This book shows how Rwanda s development model and the
organisation of genocide are two sides of the same coin. In the
absence of mineral resources, the elite organised and managed the
labour of peasant producers as efficient as possible. In order to
stay in power and benefit from it, the presidential clan chose a
development model that would not change the political status quo.
When the latter was threatened, the elite invoked the preservation
of group welfare of the Hutu, called for Hutu unity and solidarity
and relied on the great mass (rubanda nyamwinshi) for the execution
of the genocide. A strategy as simple as it is horrific. The
genocide can be regarded as the ultimate act of self-preservation
through annihilation under the veil of self-defense.

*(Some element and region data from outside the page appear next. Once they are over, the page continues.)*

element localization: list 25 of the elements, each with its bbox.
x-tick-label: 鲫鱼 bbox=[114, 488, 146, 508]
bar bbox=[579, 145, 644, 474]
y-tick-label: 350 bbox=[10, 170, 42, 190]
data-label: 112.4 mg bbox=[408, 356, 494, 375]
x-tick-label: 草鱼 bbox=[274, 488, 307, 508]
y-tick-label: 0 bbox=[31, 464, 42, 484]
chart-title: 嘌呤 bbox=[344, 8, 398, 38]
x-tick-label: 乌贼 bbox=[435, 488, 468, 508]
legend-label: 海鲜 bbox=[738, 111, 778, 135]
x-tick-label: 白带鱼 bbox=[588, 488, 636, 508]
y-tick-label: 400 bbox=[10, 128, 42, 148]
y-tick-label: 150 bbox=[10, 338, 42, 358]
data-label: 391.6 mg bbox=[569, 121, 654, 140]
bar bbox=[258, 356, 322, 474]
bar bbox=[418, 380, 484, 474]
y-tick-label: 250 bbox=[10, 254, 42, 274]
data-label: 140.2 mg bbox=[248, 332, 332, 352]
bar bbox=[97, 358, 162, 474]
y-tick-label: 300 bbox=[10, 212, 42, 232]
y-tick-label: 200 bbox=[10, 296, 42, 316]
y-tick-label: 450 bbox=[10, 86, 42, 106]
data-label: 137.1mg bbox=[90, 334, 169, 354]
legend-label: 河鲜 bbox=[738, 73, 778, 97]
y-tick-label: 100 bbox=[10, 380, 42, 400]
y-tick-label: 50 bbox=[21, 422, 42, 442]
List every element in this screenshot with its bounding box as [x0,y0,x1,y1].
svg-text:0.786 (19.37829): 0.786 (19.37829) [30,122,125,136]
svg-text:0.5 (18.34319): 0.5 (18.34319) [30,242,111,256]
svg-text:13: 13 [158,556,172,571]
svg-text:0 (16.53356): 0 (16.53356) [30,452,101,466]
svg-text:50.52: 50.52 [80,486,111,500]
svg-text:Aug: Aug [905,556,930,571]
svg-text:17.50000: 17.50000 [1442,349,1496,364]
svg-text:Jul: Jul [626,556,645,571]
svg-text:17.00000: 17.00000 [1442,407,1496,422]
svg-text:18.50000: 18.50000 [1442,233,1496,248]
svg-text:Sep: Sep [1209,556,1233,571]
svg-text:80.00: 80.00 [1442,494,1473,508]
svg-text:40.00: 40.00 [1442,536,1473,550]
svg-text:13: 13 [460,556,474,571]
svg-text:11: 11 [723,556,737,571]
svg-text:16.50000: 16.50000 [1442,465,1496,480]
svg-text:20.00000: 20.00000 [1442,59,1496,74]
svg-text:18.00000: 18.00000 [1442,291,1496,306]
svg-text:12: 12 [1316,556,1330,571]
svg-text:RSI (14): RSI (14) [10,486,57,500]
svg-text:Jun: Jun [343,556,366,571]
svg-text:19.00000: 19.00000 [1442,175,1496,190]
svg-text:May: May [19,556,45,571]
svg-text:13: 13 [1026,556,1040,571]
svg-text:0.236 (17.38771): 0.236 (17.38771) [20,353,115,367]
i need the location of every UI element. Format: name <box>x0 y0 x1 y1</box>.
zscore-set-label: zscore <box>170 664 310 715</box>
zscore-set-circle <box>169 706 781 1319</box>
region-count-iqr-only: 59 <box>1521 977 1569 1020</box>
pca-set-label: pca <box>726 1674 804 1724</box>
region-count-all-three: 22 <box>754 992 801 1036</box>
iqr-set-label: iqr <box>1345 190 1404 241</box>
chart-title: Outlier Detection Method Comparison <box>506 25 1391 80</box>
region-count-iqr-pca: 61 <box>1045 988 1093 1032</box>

Why did tens of thousands of ordinary people massacred tens of
thousands other ordinary people in Rwanda in 1994? What has
agricultural policy and rural ideology to do with it? What was the
role of the Akazu, the presidential clan around president
Habyarimana? Did the civil war cause the genocide? And what
insights can a political economy perspective offer ?
Based on more than ten years of research, and engaging with
competing and complementary arguments of authors such as Peter
Uvin, Alison Des Forges, Scott Strauss, Rene Lemarchand, Filip
Reyntjens, Mahmood Mamdani and Andre Guichaoua, the author blends
economics, politics and agrarian studies to provide a new way of
understanding the nexus between development and genocide in Rwanda.
Students and practitioners of development as well as everyone
interested in the causes of violent conflict and genocide in Africa
and around the world will find this book compelling to read.